Furia del Sur y Sangre de Obsidiana

El jardín de la sede de los Pilares, que hasta hace un momento respiraba una tensión contenida pero civilizada, se transformó en un escenario de pesadilla. Sanemi Shinazugawa, con los ojos desorbitados y una sonrisa sádica, no se detuvo tras la primera estocada a la caja. Ignorando las advertencias y la presencia misma del Patrón, volvió a hundir su katana en la madera, buscando la carne de la demonio que se escondía dentro.

—¡Sal de ahí una vez! —rugió Sanemi, su voz cargada de un odio ancestral—. ¡Demuestra lo que eres, asquerosa criatura!

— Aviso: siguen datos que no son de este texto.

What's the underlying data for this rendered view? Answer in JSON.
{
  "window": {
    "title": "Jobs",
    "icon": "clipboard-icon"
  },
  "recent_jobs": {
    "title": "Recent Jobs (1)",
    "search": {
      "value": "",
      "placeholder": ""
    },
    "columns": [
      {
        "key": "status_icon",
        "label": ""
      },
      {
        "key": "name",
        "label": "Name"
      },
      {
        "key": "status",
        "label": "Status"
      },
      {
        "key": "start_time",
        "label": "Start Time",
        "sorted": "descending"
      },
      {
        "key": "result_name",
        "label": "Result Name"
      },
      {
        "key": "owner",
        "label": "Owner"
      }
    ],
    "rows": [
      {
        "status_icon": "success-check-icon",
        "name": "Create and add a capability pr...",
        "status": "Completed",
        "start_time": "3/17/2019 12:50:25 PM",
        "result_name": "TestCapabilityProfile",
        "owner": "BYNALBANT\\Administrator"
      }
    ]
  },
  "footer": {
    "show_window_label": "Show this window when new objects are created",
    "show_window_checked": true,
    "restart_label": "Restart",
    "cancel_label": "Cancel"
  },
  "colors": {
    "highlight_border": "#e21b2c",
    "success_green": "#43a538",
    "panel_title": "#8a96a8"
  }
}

Tanjiro gritó, un sonido desgarrador que se ahogó en su propia impotencia. Pero a su espalda, algo se rompió. No fue solo el aire, sino el sonido de fibras de cáñamo estallando bajo una fuerza bruta inhumana.

Ronder, cuyos ojos habían pasado de ser sarcásticos a emitir un brillo volcánico, se puso de pie. Las cuerdas que lo ataban cayeron al suelo como hilos de coser inútiles. Nadie se había dado cuenta, ni siquiera la observadora Shinobu, de que el chico escondía algo más. De entre los pliegues de su ropa rústica, en un compartimento secreto que parecía desafiar las leyes del espacio, Ronder extrajo un arma que no pertenecía a este siglo ni a esta tierra: una macana erizada de cuchillas de obsidiana negra y fragmentos de jade pulido, tan afilada que el aire parecía sangrar a su paso.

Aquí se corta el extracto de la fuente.